Anche in Valchiavenna si formarono piccoli gruppi apolitici prima guidati da Porcheria e poi dal socialista Zanon, questi come in Valtellina puntavano al raggiungimento di una grande offensiva, caratterizzata da attacchi frequenti e simultanei, così da impegnare la maggiore quantità di forze del nemico.
Dopo la liberazione di Roma ( 4 giugno 1944 ) e lo sbarco alleato in Normandia ( 6 giugno ), il popolo era in aspettativa e il 9 giugno venne sostituito il Comitato militare del C.L.N. con il Corpo Volontari della libertà. Le operazioni partigiane cominciarono a dare buoni esiti, assaltando treni, caserme e automezzi fino ad arrivare alla liberazione del paese di Buglio sul versante retico, cacciando i tedeschi e gestendo la zona distribuendo prodotti di qualsiasi genere alla popolazione ormai stremata.
Ma tedeschi e fascisti volendo tenere il controllo del passaggio con la Svizzera, intervenne con un violento attacco per spezzare sul nascere il formarsi di un pericoloso cuneo partigiano, nella battaglia furono uccisi 9 partigiani contro una settantina di “cosacchi” nemici; ma anche la zona  soprattutto nei dintorni di Buglio rimase lesa: case distrutte e incendiate.
Nell’inverno fra ’44 e ’45 i rastrellamenti nemici furono notevoli e i diversi gruppi partigiani si sgualcivano sempre più in Valchiavenna rimasero una sola ventina di partigiani e così per tutta la provincia; i dissesti erano enormi: villaggi saccheggiati, deturpati, incendiati e rasi ormai al suolo.
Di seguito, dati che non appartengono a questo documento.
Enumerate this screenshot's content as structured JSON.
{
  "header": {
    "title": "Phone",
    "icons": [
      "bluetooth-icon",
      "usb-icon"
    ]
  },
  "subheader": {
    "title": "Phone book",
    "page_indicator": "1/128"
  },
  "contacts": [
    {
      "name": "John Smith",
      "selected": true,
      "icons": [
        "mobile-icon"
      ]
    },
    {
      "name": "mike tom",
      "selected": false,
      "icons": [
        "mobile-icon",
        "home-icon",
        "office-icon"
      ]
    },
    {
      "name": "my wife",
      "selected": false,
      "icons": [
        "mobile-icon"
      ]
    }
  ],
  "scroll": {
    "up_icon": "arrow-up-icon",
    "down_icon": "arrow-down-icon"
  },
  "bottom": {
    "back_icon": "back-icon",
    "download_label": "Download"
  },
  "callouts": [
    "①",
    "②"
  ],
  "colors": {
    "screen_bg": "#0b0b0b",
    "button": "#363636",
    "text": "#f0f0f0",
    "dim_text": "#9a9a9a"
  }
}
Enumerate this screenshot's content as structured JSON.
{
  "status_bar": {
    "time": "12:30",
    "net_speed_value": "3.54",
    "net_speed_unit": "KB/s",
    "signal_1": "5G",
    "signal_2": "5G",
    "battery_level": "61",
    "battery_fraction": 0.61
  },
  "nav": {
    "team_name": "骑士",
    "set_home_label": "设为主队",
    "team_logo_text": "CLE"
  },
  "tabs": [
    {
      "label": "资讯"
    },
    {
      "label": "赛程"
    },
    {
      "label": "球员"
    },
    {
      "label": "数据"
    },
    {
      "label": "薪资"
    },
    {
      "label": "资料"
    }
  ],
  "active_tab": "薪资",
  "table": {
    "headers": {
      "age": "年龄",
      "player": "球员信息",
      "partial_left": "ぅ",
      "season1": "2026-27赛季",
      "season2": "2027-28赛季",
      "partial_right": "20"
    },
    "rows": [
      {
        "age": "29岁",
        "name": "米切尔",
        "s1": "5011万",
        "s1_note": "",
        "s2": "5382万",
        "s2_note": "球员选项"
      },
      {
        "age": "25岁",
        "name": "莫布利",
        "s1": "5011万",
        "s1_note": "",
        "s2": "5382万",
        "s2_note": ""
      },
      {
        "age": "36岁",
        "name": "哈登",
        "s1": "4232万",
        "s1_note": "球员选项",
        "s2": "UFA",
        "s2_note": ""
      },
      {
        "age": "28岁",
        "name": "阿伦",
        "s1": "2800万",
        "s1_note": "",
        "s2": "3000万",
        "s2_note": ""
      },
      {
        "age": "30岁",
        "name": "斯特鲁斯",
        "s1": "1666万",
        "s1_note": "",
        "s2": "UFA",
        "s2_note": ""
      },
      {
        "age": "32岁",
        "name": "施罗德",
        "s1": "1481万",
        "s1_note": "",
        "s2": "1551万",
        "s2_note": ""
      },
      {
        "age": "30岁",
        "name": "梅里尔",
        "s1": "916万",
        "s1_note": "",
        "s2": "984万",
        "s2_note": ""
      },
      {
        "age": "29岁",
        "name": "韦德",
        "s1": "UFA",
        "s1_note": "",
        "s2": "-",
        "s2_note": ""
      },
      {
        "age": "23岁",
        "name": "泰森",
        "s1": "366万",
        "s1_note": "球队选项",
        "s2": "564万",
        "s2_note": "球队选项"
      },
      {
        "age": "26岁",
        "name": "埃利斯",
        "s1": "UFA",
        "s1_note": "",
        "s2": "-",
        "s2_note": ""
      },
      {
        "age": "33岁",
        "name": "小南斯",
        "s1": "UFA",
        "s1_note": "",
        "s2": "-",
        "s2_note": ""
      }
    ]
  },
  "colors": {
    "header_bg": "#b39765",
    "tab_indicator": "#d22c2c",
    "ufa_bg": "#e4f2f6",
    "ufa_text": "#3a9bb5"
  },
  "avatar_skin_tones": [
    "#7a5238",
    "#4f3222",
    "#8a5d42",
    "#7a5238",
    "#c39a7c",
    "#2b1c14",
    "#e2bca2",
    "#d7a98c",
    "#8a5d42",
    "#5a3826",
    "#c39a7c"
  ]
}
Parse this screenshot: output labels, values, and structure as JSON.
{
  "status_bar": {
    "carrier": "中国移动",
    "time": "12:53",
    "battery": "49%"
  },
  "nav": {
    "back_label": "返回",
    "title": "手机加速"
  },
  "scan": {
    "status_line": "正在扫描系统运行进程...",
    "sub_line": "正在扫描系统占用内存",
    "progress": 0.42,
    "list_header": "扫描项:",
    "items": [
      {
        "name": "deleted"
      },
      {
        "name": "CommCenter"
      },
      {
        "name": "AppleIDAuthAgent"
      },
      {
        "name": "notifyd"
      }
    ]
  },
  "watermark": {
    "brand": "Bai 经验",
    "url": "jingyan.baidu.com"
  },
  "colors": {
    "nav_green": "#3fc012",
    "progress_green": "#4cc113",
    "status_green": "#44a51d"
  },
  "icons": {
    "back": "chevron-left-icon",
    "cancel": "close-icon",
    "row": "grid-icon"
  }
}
DALLA PRIMAVERA DEL ’45 ALLA LIBERAZIONE

Ormai maggior parte dell’ Italia era stata libera, dopo lo sbarco degli alleati in Sicilia,risalendo la penisola mediterranea. Una delle ultime zone furono proprio le due valli formanti la provincia sondriese.
Dopo molti tentativi di lanci d’armi, gli alleati riuscirono ad effettuare dei lanci di armi e una cinquantina di soldati americani nei pressi di Livigno; e grazie all’aiuto dei partigiani occuparono anche se periodicamente i paesi dell’alta Valtellina.
Nello stesso periodo, in Valchiavenna, la 90esima divisione Zampiero, dopo numero azioni di sabotaggio, attaccò il presidio tedesco di Campodolcino, riuscendo a liberare tutta la valle di S. Giacomo e con ciò a tenere sotto controllo la strada dello Spluga. La stessa divisione riusciva, contemporaneamente, a tenere il blocco e il controllo, impedendo l’entrata in Valtellina dal lago di Como. Così unendo tutte le brigate della Valchiavenna ( 52esima “Clerici”, 90esima “Zampiero”, e la “Falco”) e i partigiani scappati in Svizzera per sfuggire ai rastrellamenti, si formò la divisione “Spluga”.
Tra il 10 e il 20 aprile ci fu un afflusso dei reparti tedeschi e fascisti per tenere sgombre le vie di ritirata. Qualche giorno prima era giunto Alessandro Tavolini (segretario del P.F.R.) per attuare il progetto dell’estrema difesa delle forze fasciste. In una lettera a Mussolini egli assicurava di poter compiere un’azione di “ripulita in tutta la provincia di Sondrio entro il 30 aprile”.
Tutta la provincia in una confusione totale dove i nemici sembravano avere il sopravvento, fucilando molti partigiani e devastando i paesi dove passavano. Anche la Valchiavenna fu sottoposta a rastrellamenti intensi dal 13 e il 20 aprile, per rendere transitabile la via dello Spluga. A Chiavenna i nazifascismi resistettero ingaggiando una terribile battaglia con le forze garibaldine, fino alla resa nella sera del 27 aprile, firmata il 28 a Morbegno (sede del comando garibaldino) dalla colonna tedesca Fallmeyer, intercettata il giorno prima a Dongo dove furono arrestati Mussolini, in fuga verso la Svizzera, e i gerarchi fascisti. Ma per liberare tutta la provincia si arrivò al 3 maggio dove l’ultimo paese quello dello Stelvio venne sanato dai nazi-fascisti.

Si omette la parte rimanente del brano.